Barneys liquidity diet

Like a fashion-crazed shopper with maxed out credit cards, Barneys New York is having some liquidity issues.

Istithmar — the Dubai-based investment firm that took the luxury icon private in 2007 for a whopping $942 million — was forced to inject millions of dollars into the retailer this spring to prop up its struggling stores, sources told The Post.

While the exact amount of assistance could not be determined, it was significantly less than the $20 million Istithmar pumped in last year. The cash infusion was needed this spring because, sources said, privately held Barneys continues to lose money.

The red ink is flowing despite fresh demand for designer shoes, handbags and dresses, which have helped Barneys’ sales and margins rebound this year following the luxury doldrums of 2009. Worries about Barneys’ finances prompted a downbeat outlook from Standard & Poor’s yesterday — even as rival luxury retailer Neiman Marcus got an upgrade from another credit-rating agency.

“We remain very concerned that Barneys’ liquidity position is likely to remain weak and the company may need additional support from the sponsor for on-going operations,” S&P analyst David Kuntz wrote in a research report.

A key problem is the giant, half billion dollar junk-rated debt load that Barneys took on with the Istithmar buyout. Kuntz estimates that Barneys’ total liabilities are more than 25 times the company’s adjusted earnings before interest, taxes, depreciation and amortization, or EBITDA — a closely watched measure of liquidity.

The debt load is so huge that Barneys’ adjusted EBITDA covers only half of the interest payments on the debt despite healthy sales gains in recent months, S&P calculates. While the firm anticipates Istithmar will continue to support Barneys this year, the company’s value took a big hit in the global credit crisis, and “the balance sheet likely needs to be restructured,” according to the firm.

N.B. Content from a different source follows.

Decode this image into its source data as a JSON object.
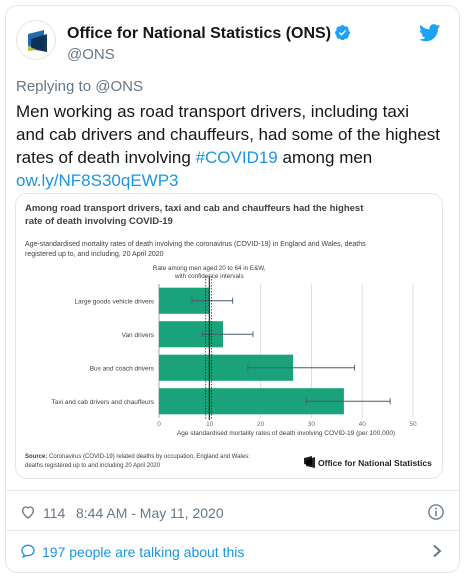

That raises the possibility that Barneys’ two key creditors — Los Angeles billionaire Ronald Burkle and New York hedge-fund tycoon Richard Perry — might try to assert control over the company.

Burkle — who was rebuffed by Istithmar when he offered to buy a controlling equity stake late last year — has recently been a passive and “happy” debtholder, according to one source. “The value of the debt has been increasing,” the source noted.

Nevertheless, sources said Burkle is itching to take control of Barneys, which he thinks is underfunded and which has gone without a CEO for two years. While Istithmar recently has bankrolled the addition of a few stores, the chain is still “much smaller than its primary competitors, Neiman Marcus and Saks Fifth Avenue,” S&P’s Kuntz noted.

While S&P lowered its estimate of what Barneys’ creditors would recover in a prospective bankruptcy, Moody’s upgraded its rating on Neiman Marcus’ debt, citing “good liquidity, solid competitive position in the luxury market, and solid execution ability.”

Although Neiman Marcus’ debt load dwarfs its cash flow, the company hasn’t drawn down on a $600 million revolving credit line, Moody’s noted.